KNOWLEDGE, PERCEPTION, PRACTICE OF PERSONAL HYGIENE AMONG SECONDARY SCHOOL STUDENTS IN IBADAN NORTH WEST LOCAL GOVERNMENT AREA, IBADAN, OYO STATE, NIGERIA
Abstract
Personal Hygiene (PH) is fundamental to the prevention and control of communicable diseases and maintaining good health. Many communicable diseases of public health importance which affect Secondary School Students (SSS) are caused by poor PH. Despite awareness of personal hygiene in Nigeria, there is the need to identify the level of practice by SSS. This study was therefore designed to determine the knowledge, perception, and practices of PH among SSS in Ibadan North West Local Government Area (LGA).
A cross-sectional study design was used. Public Junior Secondary School (PJSS) and Senior Secondary School (PSSS) in the LGA were stratified and three of 17 PJSS and two of 9 PSSS selected through simple random sampling. Systematic random sampling was used in selecting 476 respondents out of 724 students. An interviewer administered semi-structured questionnaire, which included a 28 knowledge, perception, and 31 practice scales, was used for data collection. Knowledge scores of ≤10, > 10 to < 20 and ≥ 20 were rated as poor, fair and good respectively. Perception scores of > 4 were classified as positive while practice scores of > 15 were rated as good. Two different sets of observational checklists were used to assess respondents physical appearance, classrooms and the schools' environment. Data were analysed using descriptive statistics and Chi-square test at 5% level of significance.

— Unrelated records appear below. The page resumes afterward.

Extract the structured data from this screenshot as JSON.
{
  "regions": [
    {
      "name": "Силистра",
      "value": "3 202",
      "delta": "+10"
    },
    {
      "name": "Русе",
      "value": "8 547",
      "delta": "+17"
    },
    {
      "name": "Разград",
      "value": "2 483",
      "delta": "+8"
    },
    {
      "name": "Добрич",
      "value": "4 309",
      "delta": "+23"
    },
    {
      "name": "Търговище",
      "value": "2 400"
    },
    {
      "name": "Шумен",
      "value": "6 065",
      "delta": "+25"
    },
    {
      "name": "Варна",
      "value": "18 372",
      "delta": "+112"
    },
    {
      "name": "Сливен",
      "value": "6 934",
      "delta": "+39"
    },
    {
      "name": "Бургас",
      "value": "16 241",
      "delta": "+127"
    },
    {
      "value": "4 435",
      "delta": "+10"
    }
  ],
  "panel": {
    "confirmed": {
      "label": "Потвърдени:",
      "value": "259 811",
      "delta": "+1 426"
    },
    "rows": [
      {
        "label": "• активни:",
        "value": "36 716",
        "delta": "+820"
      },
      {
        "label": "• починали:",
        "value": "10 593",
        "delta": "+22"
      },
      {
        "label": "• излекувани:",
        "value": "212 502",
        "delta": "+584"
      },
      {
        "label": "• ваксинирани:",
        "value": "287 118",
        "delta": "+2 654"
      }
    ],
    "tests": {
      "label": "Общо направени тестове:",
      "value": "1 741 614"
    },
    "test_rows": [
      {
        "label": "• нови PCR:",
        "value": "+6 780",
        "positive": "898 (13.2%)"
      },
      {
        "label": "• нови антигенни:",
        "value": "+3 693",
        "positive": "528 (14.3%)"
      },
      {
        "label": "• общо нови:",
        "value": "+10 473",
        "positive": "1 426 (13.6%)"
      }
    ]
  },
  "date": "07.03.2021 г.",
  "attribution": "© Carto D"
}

Respondent's mean age was 13.9±2.0, 55.7% were females and 60.3% were in PJSS. Mean knowledge, perception and practice scores were 17.8±3.9, 5.8 ± 2.1 and 15.4 ± 4.7 respectively. Respondents with poor, fair and good knowledge in PJSS were 4.9%. 80.1% and 15.0%. While those in the PSSS we 0.5%, 56.1% and 43.4% respectively. Majority (72.9%) had positive perception of PH, 48.8% of the respondents in PJSS and 54.0% in PSSS engaged in good practices. The opinion of 45.6% was that hand washing with clean water alone was enough to make hands free of germs. Bad PH practices among respondents included sharing of bathing sponge with others (73.8%), cutting of fingernails with teeth (40.3%) and cleaning of nostrils
with fingers (31.5%). Significantly more respondents (66.4%) with good knowledge of PH engaged in good PH practice compared to those with poor knowledge that engaged in good PH practices (46.7%) with P-value of 0.01. Also more respondents (58.0%) with positive perception engaged in good practices, than 33.3% with negative perception who engaged in good PH practices. Majority (62.0%) of the observed respondents had neatly combed hair, 87.1% had clean teeth, 98.0% had foot wear on 73.3% wore stockings. Only 2.9% of the classes observed had bowls for water, none had either soap or towel and only 17.6% of the classes had dustbins. The median number of toilets in the schools was 3.0 (range 0-6) and 80.0% of the schools had dug wells. Majority of the respondents had positive perception of personal hygiene and their knowledge was fair. Furthermore, some of their practices have potential for putting them at risk of infection. Training and the provision of adequate sanitary facilities are needed to address the challenges.
Description
A Dissertation in the Department of Health Promotion and Education submitted to the Faculty of Public Health, College of Medicine, University of Ibadan in partial fulfillment of the requirements for the award of the Degree of Master of Public Health (Health Promotion and Education) of the University of Ibadan, Nigeria.